Mais pour te préserver, à la prochaine aurore, pour te voir renaître. »

Alors que la psalmodie atteignait son apogée, la Régalia, nommée Rebelle en raison de sa personnalité, intensifia le flux. Elle comprenait l’importance de la tâche.

« Par la lune qui cache son visage, par le soleil qui rechigne à briller

Je lie cette âme aux confins de ce flacon, pour qu’un jour elle puisse s’élever.

Yara, demeure en stase, en cette relique de cristal

Ton héritage continue ici, en attendant ton prochain carnaval astral. »

Soudain, le spectre de Yara s’exila de son corps moribond, prenant une forme translucide au-dessus du brasier. Une petite fiole apparue dans la paume libre de cette virtuose des Arcanes.
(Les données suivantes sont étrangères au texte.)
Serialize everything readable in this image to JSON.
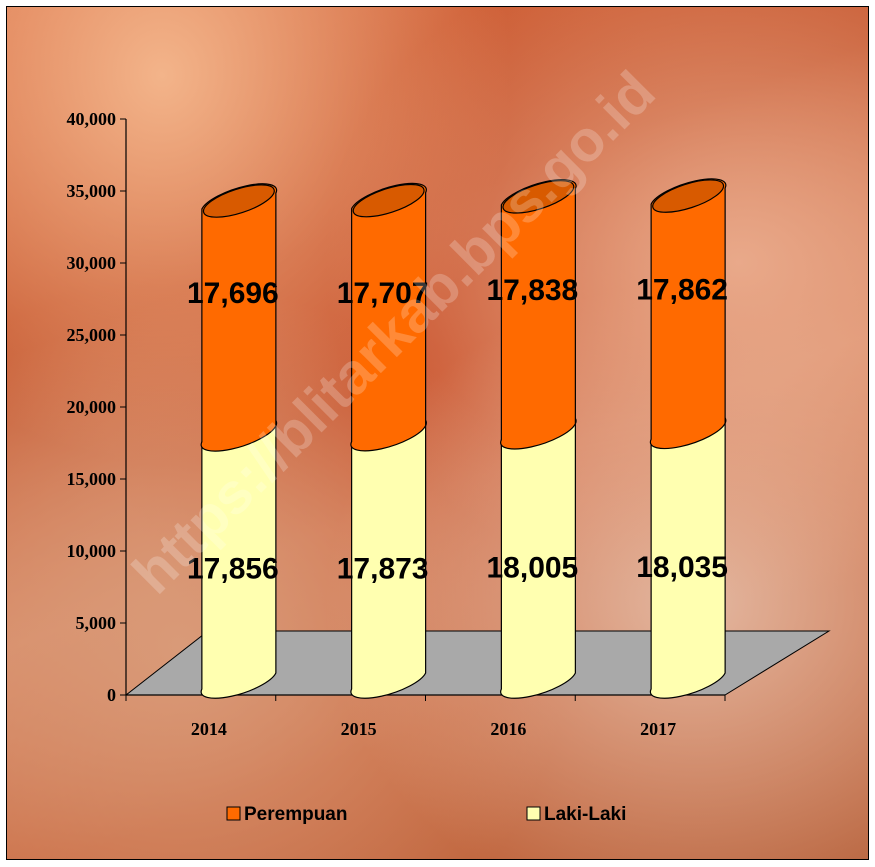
{
  "watermark": "https://blitarkab.bps.go.id",
  "chart_data": {
    "type": "bar",
    "stacked": true,
    "categories": [
      "2014",
      "2015",
      "2016",
      "2017"
    ],
    "series": [
      {
        "name": "Laki-Laki",
        "values": [
          17856,
          17873,
          18005,
          18035
        ],
        "color": "#ffffb0"
      },
      {
        "name": "Perempuan",
        "values": [
          17696,
          17707,
          17838,
          17862
        ],
        "color": "#ff6a00"
      }
    ],
    "value_labels": {
      "Laki-Laki": [
        "17,856",
        "17,873",
        "18,005",
        "18,035"
      ],
      "Perempuan": [
        "17,696",
        "17,707",
        "17,838",
        "17,862"
      ]
    },
    "y_ticks": [
      "0",
      "5,000",
      "10,000",
      "15,000",
      "20,000",
      "25,000",
      "30,000",
      "35,000",
      "40,000"
    ],
    "ylim": [
      0,
      40000
    ],
    "legend_position": "bottom",
    "title": "",
    "xlabel": "",
    "ylabel": ""
  }
}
L’âme s’y glissa, et le flacon brilla. Le bûcher s’embrasa, l’engloutissant.

Épuisée, mais triomphante, Kaëlle retomba doucement au sol, les larmes mêlées à sa sueur de l’effort. Les sœurs d’armes ébahies attendaient de voir ce que la sorcière ferait ensuite, conscientes que quelque chose d’extraordinaire venait de se produire.

Contrairement à Aëgir et Gaïa, elle n’eut aucun mal à dompter sa puissance, à juguler la lave qui coulait en son sein. Phoebus, lié à son pouvoir depuis leur premier coït, irradia brièvement d’ébène. La sorcière leva la fiole, et, empreinte de solennité, annonça :

— Yara ressuscitera en notre enfant. 

La stupeur envahit d’abord l’assemblée... Puis, peu à peu, des acclamations de reconnaissance retenues retentirent. Phoebus ressentit une incommensurable gratitude envers sa compagne. Elle n’avait pas pris cette décision à la légère, c’était une preuve d’amour et de dévouement.

Les Amazones dans un ultime hommage offrirent les couronnes tressées à la grande reine. Les fleurs blanches calcinées dégagèrent une volute de fumée parfumée.

De nouveau les tambours résonnèrent, marquant le début des danses funèbres d’une beauté envoûtante. Leurs mouvements racontaient une histoire : une bataille gagnée, un défi relevé, une leçon enseignée par Yara. Les corps s’entrelaçaient, tournoyaient, sautaient, évoquant la puissance brutale et la délicatesse, créant une union parfaite entre le passé, le présent et l’avenir.